Nel complesso, il messaggio è molto utile anche in chiave pratica e divulgativa: in una dieta ipocalorica con colazione abbondante, proteine e fibre non sono intercambiabili perché “lavorano” su piani diversi. Le proteine sembrano offrire un vantaggio maggiore sul senso di sazietà, aspetto importante per l’aderenza nel lungo periodo, cioè per riuscire davvero a mantenere una dieta dimagrante senza abbandonarla. Le fibre, invece, sembrano favorire un profilo del microbiota intestinale più vantaggioso e una maggiore produzione di SCFA, con potenziali implicazioni positive per la salute intestinale e metabolica nel lungo termine.

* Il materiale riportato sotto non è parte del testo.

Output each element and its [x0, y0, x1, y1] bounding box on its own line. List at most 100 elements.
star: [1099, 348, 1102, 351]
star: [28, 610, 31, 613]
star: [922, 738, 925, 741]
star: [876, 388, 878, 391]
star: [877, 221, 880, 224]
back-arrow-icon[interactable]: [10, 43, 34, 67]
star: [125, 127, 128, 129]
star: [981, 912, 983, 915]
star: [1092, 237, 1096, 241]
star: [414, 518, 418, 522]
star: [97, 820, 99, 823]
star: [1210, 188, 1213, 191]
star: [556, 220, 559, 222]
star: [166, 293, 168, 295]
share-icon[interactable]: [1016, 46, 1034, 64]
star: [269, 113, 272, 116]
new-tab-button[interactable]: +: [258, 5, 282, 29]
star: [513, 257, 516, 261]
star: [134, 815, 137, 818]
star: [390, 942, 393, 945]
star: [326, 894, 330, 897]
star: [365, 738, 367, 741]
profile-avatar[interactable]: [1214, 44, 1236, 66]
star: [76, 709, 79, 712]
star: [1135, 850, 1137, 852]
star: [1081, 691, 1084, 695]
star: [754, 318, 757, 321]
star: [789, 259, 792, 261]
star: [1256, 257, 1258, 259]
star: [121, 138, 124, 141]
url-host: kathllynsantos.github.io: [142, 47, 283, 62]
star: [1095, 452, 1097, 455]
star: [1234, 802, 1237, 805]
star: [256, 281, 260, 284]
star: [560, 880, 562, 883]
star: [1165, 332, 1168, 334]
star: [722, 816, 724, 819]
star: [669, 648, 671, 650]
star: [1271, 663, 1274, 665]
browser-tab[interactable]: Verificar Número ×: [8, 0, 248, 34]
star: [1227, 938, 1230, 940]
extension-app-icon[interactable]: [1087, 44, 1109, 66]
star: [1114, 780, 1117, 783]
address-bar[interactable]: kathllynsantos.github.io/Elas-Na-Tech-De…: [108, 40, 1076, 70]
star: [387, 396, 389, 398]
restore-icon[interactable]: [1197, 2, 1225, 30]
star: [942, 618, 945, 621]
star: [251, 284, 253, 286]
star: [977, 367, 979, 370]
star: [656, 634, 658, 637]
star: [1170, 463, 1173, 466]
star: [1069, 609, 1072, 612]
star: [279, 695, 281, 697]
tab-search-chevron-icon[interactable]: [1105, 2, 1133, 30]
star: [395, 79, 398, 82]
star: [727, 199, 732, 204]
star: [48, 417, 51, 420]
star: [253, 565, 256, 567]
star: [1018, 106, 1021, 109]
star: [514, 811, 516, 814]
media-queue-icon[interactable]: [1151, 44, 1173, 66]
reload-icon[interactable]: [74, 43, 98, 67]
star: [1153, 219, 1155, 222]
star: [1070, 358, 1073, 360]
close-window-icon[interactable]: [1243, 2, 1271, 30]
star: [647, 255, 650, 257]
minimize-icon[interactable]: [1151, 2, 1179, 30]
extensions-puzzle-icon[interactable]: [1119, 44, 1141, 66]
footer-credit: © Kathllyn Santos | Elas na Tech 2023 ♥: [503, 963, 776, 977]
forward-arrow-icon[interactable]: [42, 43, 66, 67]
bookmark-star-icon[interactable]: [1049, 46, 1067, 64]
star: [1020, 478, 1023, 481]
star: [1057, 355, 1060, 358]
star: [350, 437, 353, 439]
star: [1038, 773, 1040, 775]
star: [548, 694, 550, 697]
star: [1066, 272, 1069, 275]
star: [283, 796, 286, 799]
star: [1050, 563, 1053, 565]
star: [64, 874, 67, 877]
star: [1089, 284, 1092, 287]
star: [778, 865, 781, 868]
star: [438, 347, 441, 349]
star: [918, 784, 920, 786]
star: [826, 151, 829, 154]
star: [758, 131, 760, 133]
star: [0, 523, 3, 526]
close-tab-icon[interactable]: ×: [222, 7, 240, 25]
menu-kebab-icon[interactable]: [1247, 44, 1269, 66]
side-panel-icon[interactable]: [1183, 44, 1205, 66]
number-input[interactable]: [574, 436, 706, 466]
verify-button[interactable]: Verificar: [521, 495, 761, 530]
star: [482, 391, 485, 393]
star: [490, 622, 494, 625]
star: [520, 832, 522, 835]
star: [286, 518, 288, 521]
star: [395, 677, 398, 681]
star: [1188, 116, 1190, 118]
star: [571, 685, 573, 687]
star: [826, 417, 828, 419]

Naturalmente, gli autori invitano alla cautela. Il campione è piccolo, il periodo di intervento è breve e la predominanza maschile riduce la possibilità di generalizzare i risultati. Inoltre, la composizione del microbiota è influenzata fortemente dalla variabilità individuale, e lo studio stesso segnala che l’effetto della dieta spiega solo una parte della variabilità osservata. Serviranno quindi studi più lunghi, su campioni più ampi e più bilanciati per sesso ed età, per capire se questi effetti si mantengano nel tempo e come possano tradursi in strategie dietetiche personalizzate.

Resta però un punto chiave: quando si parla di “colazione ideale” in un percorso di perdita di peso, non basta pensare solo alle calorie. La qualità nutrizionale della colazione può orientare in modo diverso fame, dispendio energetico e microbiota, e questo apre la strada a un approccio più mirato, in cui gli obiettivi individuali — sazietà, aderenza, salute intestinale, controllo metabolico — guidano la scelta della composizione del pasto mattutino.